David Pajo ha cinquant’anni e, artisticamente parlando, si può dire che abbia vissuto altrettante vite. È stato un icona del Post Rock prima con i mai troppo lodati Slint e poi con i Tortoise. Ha fatto parte degli Zwan, il fugace progetto post-Pumpkins di Billy Corgan. Si è avvicinato a modo suo al Metal con i Dead Child. E ha messo a disposizione di chiunque la sua perizia strumentale e la sua versatilità, spaziando dall’Hardcore Punk al Math Rock, dall’Elettronica al Folk, dall’Alternative all’Indie. The For Carnation, Stereolab, Royal Trux, King Kong, Will Oldham, Yeah Yeah Yeahs e Interpol sono solo alcuni dei nomi con i quali il buon David può dire di aver collaborato.
Highway Songs, il precedente album di Pajo con il monicker di Papa M uscito due anni fa, oltre che un ritorno alla musica dopo tanto tempo, era stato per David innanzitutto un ritorno alla vita, dal momento che, tra il 2015 e il 2016, aveva dovuto prima fare i conti con un tentativo di suicidio e poi con un terribile incidente motociclistico. Questa ritrovata fame di vita e di musica aveva irradiato Highway Songs di un’aura speciale, un po’ catartica e un po’ frenetica, come se Pajo avesse voluto condensare in un’unica volta tutta la musica che ha amato, dal Rock sabbathiano al Folk à la Leonard Cohen.

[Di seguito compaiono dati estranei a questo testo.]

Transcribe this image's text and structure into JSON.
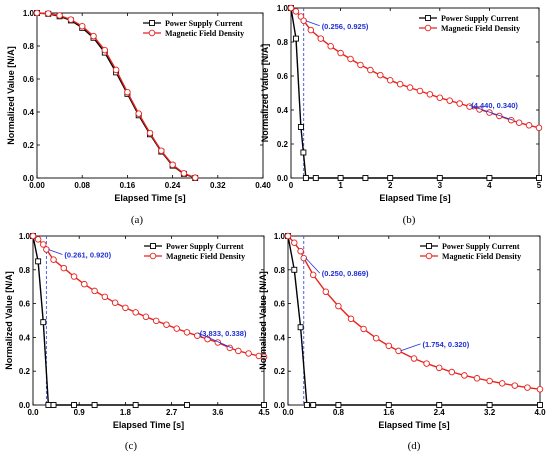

A Broke Moon Rises, invece, è di tutt’altra pasta. Completamente strumentale, prevalentemente acustico, è composto da cinque lunghe suite dove la chitarra è lo strumento predominante, alla quale, layer su layer, con l’aiuto di un discreto tappeto percussivo, è lasciato il compito di creare l’atmosfera di tutto il disco. E se “The Upright Path”, “Walt’s” e “Shimmer” procedono per aggiunta, costruendo le loro architetture sonore con pazienza, “A Lighthouse Reverie” è meno immediata, con una struttura che alterna efficacemente il forte con il piano e il semplice con il complesso. Conclude l’album una rivisitazione di “Spiegel im Spiegel”, una pezzo del compositore estone Arvo Pärt, originariamente basato su pianoforte e violino, al quale Pajo altera l’arrangiamento facendo eseguire alle chitarre gli arpeggi del pianoforte e simulando il violino attraverso l’e-bow. Un finale perfetto per un album, semplice, rigoroso e sobrio, che non è nient’altro che la colonna sonora di un immaginario film che racconta la storia di un uomo finalmente in pace con se stesso.